Cinema | November 12th, 2025
By Greg Carlson
Scottish moviemaker Lynne Ramsay adds the fifth feature to her filmography with “Die My Love,” an adaptation of Argentine writer Ariana Harwicz’s 2012 novel. Co-written by Ramsay, Enda Walsh and Alice Birch, the movie eavesdrops on the unraveling of a young woman struggling to adjust to life following the acquisition of a new husband, a new home and a new baby. Jennifer Lawrence, in an expectedly committed performance, plays the tellingly named Grace, whose crushing loneliness and palpable discontent mark every minute of the film’s two hours. Robert Pattinson is Grace’s husband Jackson. Sissy Spacek, LaKeith Stanfield and Nick Nolte appear in smaller supporting roles.
Since her brilliant 1999 debut “Ratcatcher,” Ramsay has demonstrated a remarkable gift for visual storytelling. “Ratcatcher” remains Ramsay’s only original screenplay to date. All four of her subsequent films have been based on books. Ramsay ditches Harwicz’s first-person narration, resisting any temptation to integrate voiceover that might have offered different access to Grace’s experiences or a more intimate and subjective point of view. Not everyone will respond favorably to Ramsay’s rather fearless allegiance to this arm’s-length portrait of her protagonist’s misery. In the director’s stylebook, showing and not telling is taken to the extreme, even to the Bressonian extent that an abundance of scènes nécessaires/scènes à faire are withheld.
For those who choose to tune in to the wavelength on which Lawrence and Ramsay operate, “Die My Love” can yield some spectacular epiphanies. It is certainly fair to claim that the raw clay from which this tale is sculpted takes the shape of a particular kind of hopelessness and terror linked to postpartum depression/postpartum psychosis. But that does not mean the movie is strictly about that phenomenon. “Die My Love” fights against reductive readings at each step, investing in the routines and repetitions described by Harwicz as opposed to a more conventional movie-melodrama rendering. Jumps in time also contribute to the feeling of disorientation.

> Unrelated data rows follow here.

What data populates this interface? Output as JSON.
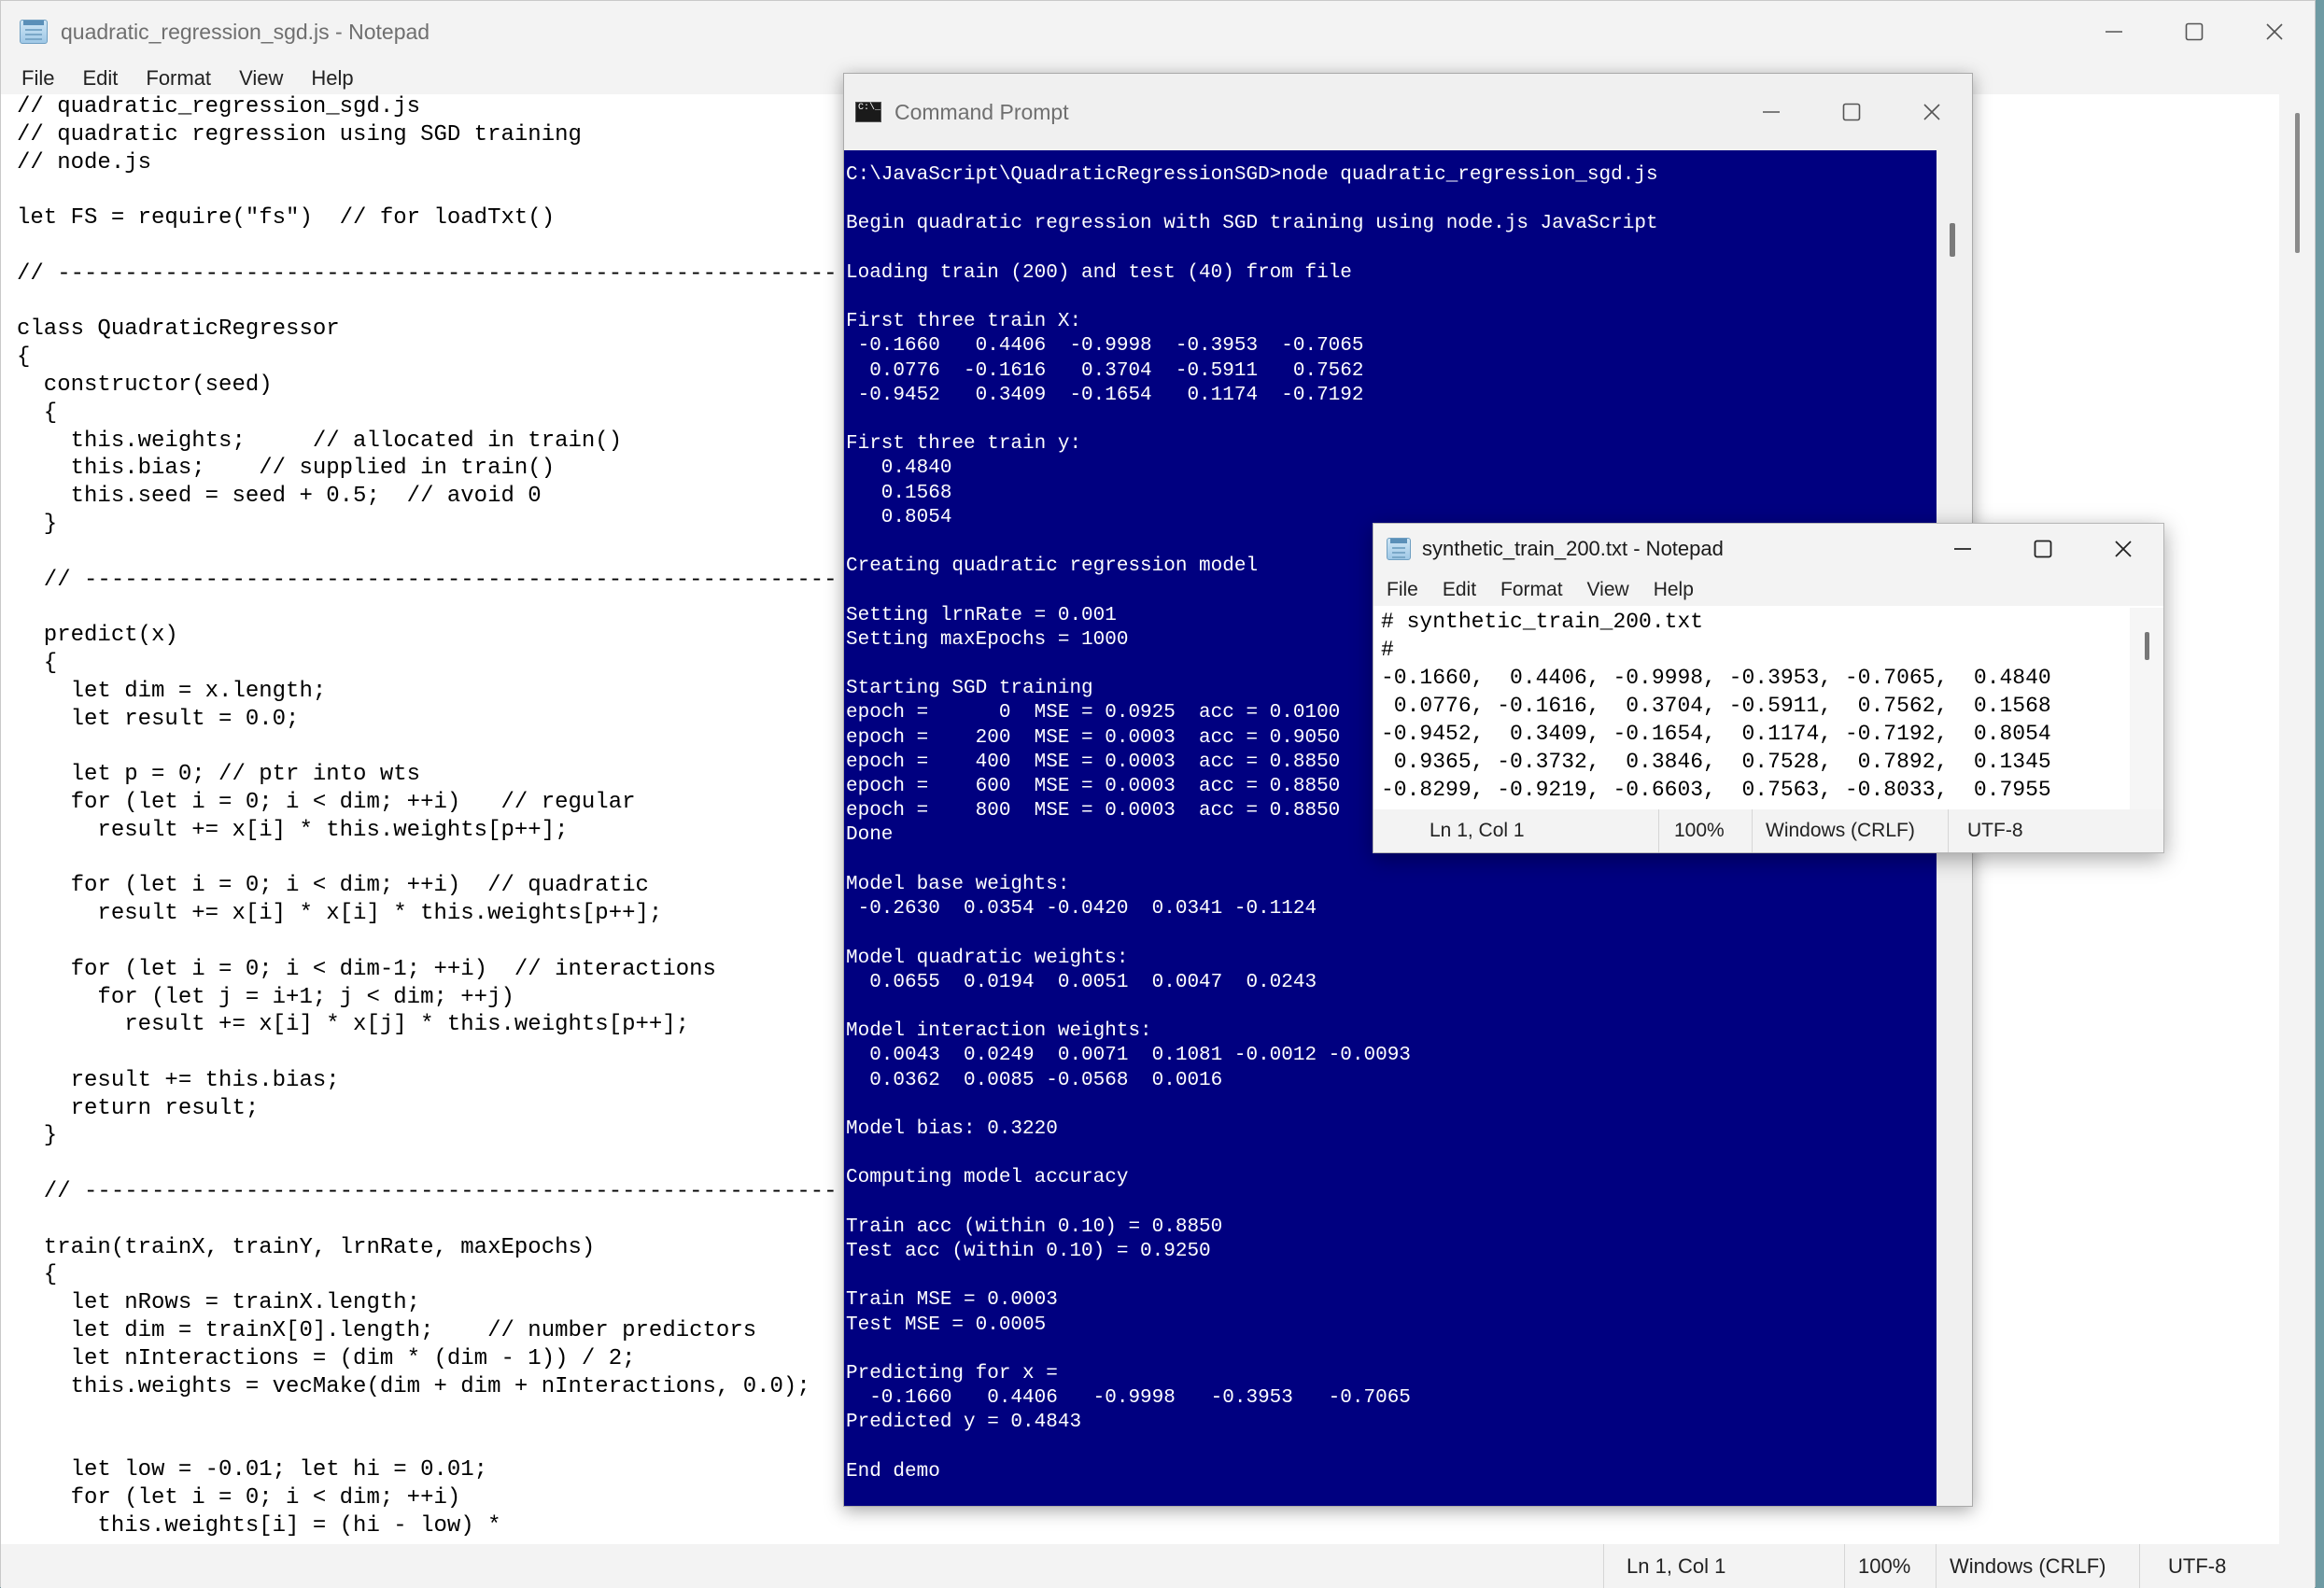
{
  "main_notepad": {
    "title": "quadratic_regression_sgd.js - Notepad",
    "menu": [
      "File",
      "Edit",
      "Format",
      "View",
      "Help"
    ],
    "code": "// quadratic_regression_sgd.js\n// quadratic regression using SGD training\n// node.js\n\nlet FS = require(\"fs\")  // for loadTxt()\n\n// ----------------------------------------------------------\n\nclass QuadraticRegressor\n{\n  constructor(seed)\n  {\n    this.weights;     // allocated in train()\n    this.bias;    // supplied in train()\n    this.seed = seed + 0.5;  // avoid 0\n  }\n\n  // --------------------------------------------------------\n\n  predict(x)\n  {\n    let dim = x.length;\n    let result = 0.0;\n\n    let p = 0; // ptr into wts\n    for (let i = 0; i < dim; ++i)   // regular\n      result += x[i] * this.weights[p++];\n\n    for (let i = 0; i < dim; ++i)  // quadratic\n      result += x[i] * x[i] * this.weights[p++];\n\n    for (let i = 0; i < dim-1; ++i)  // interactions\n      for (let j = i+1; j < dim; ++j)\n        result += x[i] * x[j] * this.weights[p++];\n\n    result += this.bias;\n    return result;\n  }\n\n  // --------------------------------------------------------\n\n  train(trainX, trainY, lrnRate, maxEpochs)\n  {\n    let nRows = trainX.length;\n    let dim = trainX[0].length;    // number predictors\n    let nInteractions = (dim * (dim - 1)) / 2;\n    this.weights = vecMake(dim + dim + nInteractions, 0.0);\n\n\n    let low = -0.01; let hi = 0.01;\n    for (let i = 0; i < dim; ++i)\n      this.weights[i] = (hi - low) *",
    "status": {
      "position": "Ln 1, Col 1",
      "zoom": "100%",
      "line_endings": "Windows (CRLF)",
      "encoding": "UTF-8"
    }
  },
  "command_prompt": {
    "title": "Command Prompt",
    "output": "C:\\JavaScript\\QuadraticRegressionSGD>node quadratic_regression_sgd.js\n\nBegin quadratic regression with SGD training using node.js JavaScript\n\nLoading train (200) and test (40) from file\n\nFirst three train X:\n -0.1660   0.4406  -0.9998  -0.3953  -0.7065\n  0.0776  -0.1616   0.3704  -0.5911   0.7562\n -0.9452   0.3409  -0.1654   0.1174  -0.7192\n\nFirst three train y:\n   0.4840\n   0.1568\n   0.8054\n\nCreating quadratic regression model\n\nSetting lrnRate = 0.001\nSetting maxEpochs = 1000\n\nStarting SGD training\nepoch =      0  MSE = 0.0925  acc = 0.0100\nepoch =    200  MSE = 0.0003  acc = 0.9050\nepoch =    400  MSE = 0.0003  acc = 0.8850\nepoch =    600  MSE = 0.0003  acc = 0.8850\nepoch =    800  MSE = 0.0003  acc = 0.8850\nDone\n\nModel base weights:\n -0.2630  0.0354 -0.0420  0.0341 -0.1124\n\nModel quadratic weights:\n  0.0655  0.0194  0.0051  0.0047  0.0243\n\nModel interaction weights:\n  0.0043  0.0249  0.0071  0.1081 -0.0012 -0.0093\n  0.0362  0.0085 -0.0568  0.0016\n\nModel bias: 0.3220\n\nComputing model accuracy\n\nTrain acc (within 0.10) = 0.8850\nTest acc (within 0.10) = 0.9250\n\nTrain MSE = 0.0003\nTest MSE = 0.0005\n\nPredicting for x =\n  -0.1660   0.4406   -0.9998   -0.3953   -0.7065\nPredicted y = 0.4843\n\nEnd demo"
  },
  "data_notepad": {
    "title": "synthetic_train_200.txt - Notepad",
    "menu": [
      "File",
      "Edit",
      "Format",
      "View",
      "Help"
    ],
    "content": "# synthetic_train_200.txt\n#\n-0.1660,  0.4406, -0.9998, -0.3953, -0.7065,  0.4840\n 0.0776, -0.1616,  0.3704, -0.5911,  0.7562,  0.1568\n-0.9452,  0.3409, -0.1654,  0.1174, -0.7192,  0.8054\n 0.9365, -0.3732,  0.3846,  0.7528,  0.7892,  0.1345\n-0.8299, -0.9219, -0.6603,  0.7563, -0.8033,  0.7955",
    "status": {
      "position": "Ln 1, Col 1",
      "zoom": "100%",
      "line_endings": "Windows (CRLF)",
      "encoding": "UTF-8"
    }
  }
}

Postpartum depression has been the subject of fiction and documentary, from the bleak comedy of Jason Reitman’s “Tully” to controversial takes like Amy Koppelman’s “A Mouthful of Air” and the advocacy of Jamielyn Lippman’s “When the Bough Breaks.” The best companion piece to “Die My Love,” however, is Elizabeth Sankey’s essay film “Witches,” a bracing and innovative feminist argument that makes an intriguing connection between what I originally described as “centuries of cultural expectations revolving around motherhood [that] have taken an unfair toll on women” and the iconography and mythology of witchcraft. Side by side, “Witches” and “Die My Love” complement one another.
In his negative review, Richard Brody takes Ramsay to task, writing that “The movie both sensationalizes those [postpartum depression] dangers and subordinates them to a general, social-existential vision of women’s frustrations and subjugations in marriage.” I would argue that Ramsay knows exactly what she’s doing, even if the result doesn’t aim to please. While Brody laments the absence of any scene in which Grace’s baby is placed in genuine danger — he refers to the newborn as “the implausible eye of the storm” — I think the director’s choice in this regard is inspired. The dread and anxiety we conjure from the steady thud of Grace’s actions are on point.